Ceux-ci ne cessent de diviser les pays du Sud et ceux du Nord. Les défis à relever étant énormes, la nomination de Fatou Bensouda mettrait ainsi les Africains à l’épreuve. Sauf que celle qui aura bientôt les clés de la CPI en mains, a du mérite. En plus de son parcours professionnel, Fatou Bensouda constitue un véritable symbole. Sa nature de femme, son continent d’appartenance (l’Afrique) et le pays dont elle est originaire (la Gambie) ont certainement contribué à lui forger une personnalité à même de faire face à de nombreuses situations. Cela a certainement beaucoup aidé le tandem composé avec Luis Moreno-Ocampo.

Ce, d’autant que tous deux viennent de continents et de pays dont l’histoire est marquée du sceau de dictatures impitoyables.

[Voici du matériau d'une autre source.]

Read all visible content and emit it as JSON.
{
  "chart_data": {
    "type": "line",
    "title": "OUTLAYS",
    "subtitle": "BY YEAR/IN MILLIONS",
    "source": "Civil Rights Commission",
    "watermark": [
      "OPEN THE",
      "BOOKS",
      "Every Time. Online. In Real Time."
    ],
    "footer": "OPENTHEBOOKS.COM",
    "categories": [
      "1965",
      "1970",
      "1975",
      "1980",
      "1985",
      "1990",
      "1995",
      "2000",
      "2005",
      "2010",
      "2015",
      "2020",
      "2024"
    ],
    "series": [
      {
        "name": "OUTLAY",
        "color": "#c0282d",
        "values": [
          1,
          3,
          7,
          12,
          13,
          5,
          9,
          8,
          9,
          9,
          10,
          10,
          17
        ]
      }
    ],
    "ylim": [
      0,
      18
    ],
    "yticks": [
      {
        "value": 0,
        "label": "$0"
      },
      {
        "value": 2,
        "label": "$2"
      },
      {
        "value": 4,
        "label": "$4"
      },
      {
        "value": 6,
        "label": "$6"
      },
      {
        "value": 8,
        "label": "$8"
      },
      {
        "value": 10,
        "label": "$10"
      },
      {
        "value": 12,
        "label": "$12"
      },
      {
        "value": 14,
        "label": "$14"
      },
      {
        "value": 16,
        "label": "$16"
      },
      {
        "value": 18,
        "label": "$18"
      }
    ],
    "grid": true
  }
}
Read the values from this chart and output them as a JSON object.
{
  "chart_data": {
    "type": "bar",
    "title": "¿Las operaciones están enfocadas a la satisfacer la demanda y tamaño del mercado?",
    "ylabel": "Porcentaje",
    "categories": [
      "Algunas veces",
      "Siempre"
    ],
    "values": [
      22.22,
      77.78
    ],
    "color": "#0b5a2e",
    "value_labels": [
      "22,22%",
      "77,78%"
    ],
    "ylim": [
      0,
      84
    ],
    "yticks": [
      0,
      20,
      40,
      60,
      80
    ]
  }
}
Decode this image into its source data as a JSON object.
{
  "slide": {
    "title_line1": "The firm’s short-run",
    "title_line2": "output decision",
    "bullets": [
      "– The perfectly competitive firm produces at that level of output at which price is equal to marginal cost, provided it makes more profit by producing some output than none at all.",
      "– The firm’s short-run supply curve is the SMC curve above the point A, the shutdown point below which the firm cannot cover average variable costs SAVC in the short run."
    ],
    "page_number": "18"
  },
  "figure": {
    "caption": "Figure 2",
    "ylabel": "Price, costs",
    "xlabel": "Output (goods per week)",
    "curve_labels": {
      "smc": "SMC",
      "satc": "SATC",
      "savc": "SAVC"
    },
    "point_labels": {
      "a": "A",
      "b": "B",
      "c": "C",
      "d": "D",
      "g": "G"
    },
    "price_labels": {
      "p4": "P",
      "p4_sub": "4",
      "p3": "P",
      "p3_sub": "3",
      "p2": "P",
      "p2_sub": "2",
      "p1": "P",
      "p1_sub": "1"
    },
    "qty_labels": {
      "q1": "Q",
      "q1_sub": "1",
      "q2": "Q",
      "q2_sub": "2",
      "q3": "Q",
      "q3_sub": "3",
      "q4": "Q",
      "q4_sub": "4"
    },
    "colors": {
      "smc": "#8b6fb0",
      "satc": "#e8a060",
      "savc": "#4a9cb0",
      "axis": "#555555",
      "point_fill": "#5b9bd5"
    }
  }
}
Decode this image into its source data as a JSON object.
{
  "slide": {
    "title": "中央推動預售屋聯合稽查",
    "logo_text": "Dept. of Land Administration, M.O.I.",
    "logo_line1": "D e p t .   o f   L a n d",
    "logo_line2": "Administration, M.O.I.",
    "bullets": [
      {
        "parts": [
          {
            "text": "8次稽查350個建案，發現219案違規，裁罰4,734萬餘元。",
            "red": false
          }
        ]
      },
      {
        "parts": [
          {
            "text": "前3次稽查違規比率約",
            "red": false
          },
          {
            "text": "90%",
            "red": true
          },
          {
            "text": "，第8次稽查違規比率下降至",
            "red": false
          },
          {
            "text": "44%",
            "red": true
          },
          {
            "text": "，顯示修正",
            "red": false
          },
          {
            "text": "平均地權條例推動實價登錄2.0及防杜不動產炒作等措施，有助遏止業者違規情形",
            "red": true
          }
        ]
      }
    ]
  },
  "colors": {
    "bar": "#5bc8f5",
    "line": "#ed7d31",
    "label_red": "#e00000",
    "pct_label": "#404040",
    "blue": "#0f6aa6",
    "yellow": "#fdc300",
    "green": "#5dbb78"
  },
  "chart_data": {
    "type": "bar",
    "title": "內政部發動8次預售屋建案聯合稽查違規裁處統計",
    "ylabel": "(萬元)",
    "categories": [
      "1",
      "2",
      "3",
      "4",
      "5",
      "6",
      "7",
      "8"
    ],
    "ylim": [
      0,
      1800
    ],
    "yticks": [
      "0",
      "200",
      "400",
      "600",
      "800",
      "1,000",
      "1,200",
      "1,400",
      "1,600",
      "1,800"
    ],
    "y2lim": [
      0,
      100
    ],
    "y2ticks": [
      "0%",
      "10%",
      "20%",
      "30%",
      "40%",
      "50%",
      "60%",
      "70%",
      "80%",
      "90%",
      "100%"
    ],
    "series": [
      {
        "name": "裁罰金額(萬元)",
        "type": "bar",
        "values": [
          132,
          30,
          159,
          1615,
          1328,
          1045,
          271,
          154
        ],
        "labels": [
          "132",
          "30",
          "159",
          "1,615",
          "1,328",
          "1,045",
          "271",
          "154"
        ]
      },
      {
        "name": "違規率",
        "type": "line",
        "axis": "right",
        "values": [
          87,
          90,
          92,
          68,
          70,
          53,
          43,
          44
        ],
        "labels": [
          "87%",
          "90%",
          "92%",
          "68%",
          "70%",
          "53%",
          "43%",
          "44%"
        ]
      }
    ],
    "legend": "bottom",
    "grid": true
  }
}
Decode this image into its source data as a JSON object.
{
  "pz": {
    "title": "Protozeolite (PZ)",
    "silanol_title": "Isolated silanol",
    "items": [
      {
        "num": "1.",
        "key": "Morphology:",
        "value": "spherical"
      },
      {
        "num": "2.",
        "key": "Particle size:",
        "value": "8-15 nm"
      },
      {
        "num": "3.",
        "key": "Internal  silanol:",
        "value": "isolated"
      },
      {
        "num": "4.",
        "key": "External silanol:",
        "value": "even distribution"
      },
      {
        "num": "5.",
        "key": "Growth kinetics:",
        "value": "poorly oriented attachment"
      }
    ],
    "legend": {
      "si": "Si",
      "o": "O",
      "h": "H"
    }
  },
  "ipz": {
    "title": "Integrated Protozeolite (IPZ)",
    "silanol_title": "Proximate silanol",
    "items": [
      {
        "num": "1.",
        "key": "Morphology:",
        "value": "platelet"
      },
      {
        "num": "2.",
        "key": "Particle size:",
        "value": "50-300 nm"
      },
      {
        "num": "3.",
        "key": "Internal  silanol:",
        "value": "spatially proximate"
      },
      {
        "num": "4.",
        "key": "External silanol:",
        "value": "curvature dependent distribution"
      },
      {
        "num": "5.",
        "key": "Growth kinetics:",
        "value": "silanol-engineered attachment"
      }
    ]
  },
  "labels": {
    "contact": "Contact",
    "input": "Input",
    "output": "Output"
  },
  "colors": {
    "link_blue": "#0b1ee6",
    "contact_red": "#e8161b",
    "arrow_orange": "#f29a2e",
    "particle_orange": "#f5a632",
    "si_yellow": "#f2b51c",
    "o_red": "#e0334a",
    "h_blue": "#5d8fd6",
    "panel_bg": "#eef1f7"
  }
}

Comme par le passé en Argentine de Luis Moreno-Ocampo, la Gambie, pays de Fatou Bensouda, vit présentement l’expérience douloureuse de la dictature du sanguinaire Yayah Jammeh. Femme, la future procureure de la CPI s’efforcera sûrement de faire avancer la cause de l’autre moitié du ciel. En effet, la Cour va devoir s’impliquer de plus en plus ouvertement aux côtés des femmes à la fois victimes des guerres, des dictatures politiques et économiques que des statuts qui les infériorisent. Les inégalités qui dominent les rapports sociaux du genre sont d’une telle acuité sur le continent que la bataille pour la reconnaissance des droits de la femme pourrait y prendre des allures de croisade.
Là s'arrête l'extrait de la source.